The prediction of durability of agricultural machinery parts operating in harsh conditions requires the development of mathematical models that consider operational loads and aggressive environments. The research goal is to improve the machinery economic efficiency, quality, and competitiveness. The existing methods are analyzed including reducing dangerous stresses and accounting for physical fatigue processes. A mathematical model with identified coefficients for durability prediction is proposed. The influence of operating conditions on the loading of chassis parts is considered, and methods for constructing load cycles are proposed. The necessity of analyzing corrosion wear and redistribution of internal stresses is shown.
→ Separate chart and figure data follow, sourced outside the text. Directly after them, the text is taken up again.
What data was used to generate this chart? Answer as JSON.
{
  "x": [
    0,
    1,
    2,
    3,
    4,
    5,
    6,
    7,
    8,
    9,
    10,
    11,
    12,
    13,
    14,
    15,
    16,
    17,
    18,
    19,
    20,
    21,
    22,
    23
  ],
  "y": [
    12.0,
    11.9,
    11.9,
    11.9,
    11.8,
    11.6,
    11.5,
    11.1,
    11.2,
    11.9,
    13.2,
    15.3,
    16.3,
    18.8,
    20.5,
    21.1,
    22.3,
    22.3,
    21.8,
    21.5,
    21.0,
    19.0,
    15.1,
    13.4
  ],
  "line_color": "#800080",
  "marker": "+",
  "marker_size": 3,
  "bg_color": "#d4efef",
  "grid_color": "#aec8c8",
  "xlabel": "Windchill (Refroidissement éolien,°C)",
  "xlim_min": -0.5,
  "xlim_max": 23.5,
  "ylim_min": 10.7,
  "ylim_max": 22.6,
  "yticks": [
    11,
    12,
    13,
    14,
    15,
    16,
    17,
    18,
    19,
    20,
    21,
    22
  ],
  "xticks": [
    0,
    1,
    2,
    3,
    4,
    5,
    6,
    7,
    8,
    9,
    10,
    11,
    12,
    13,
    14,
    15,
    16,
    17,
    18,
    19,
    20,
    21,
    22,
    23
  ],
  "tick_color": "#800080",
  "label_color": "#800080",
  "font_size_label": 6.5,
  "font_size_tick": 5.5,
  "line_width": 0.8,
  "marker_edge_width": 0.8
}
Based on the analysis of the stress-strain state (SSS), it is possible to optimize the design by reducing stress concentration. For the element under consideration, the SSS changes under the influence of corrosive wear and stress redistribution due to changes in the stiffness characteristics of the elements. It is important to consider the influence of dimensions and loading frequency on wear resistance. It is recommended to design new equipment based on a detailed analysis of operating conditions and real loads, and to simulate loads during testing to identify weak points. Numerical methods tested in structural mechanics were used to determine durability. The durability of a five-furrow plow was estimated based on the analysis of frame beams. Numerical calculations were performed using the corrected Euler method and a mathematical model that took into account the corrosion rate and mechanical stress. The results may be applied to improve the reliability and durability of agricultural machinery and to develop effective maintenance and repair strategies.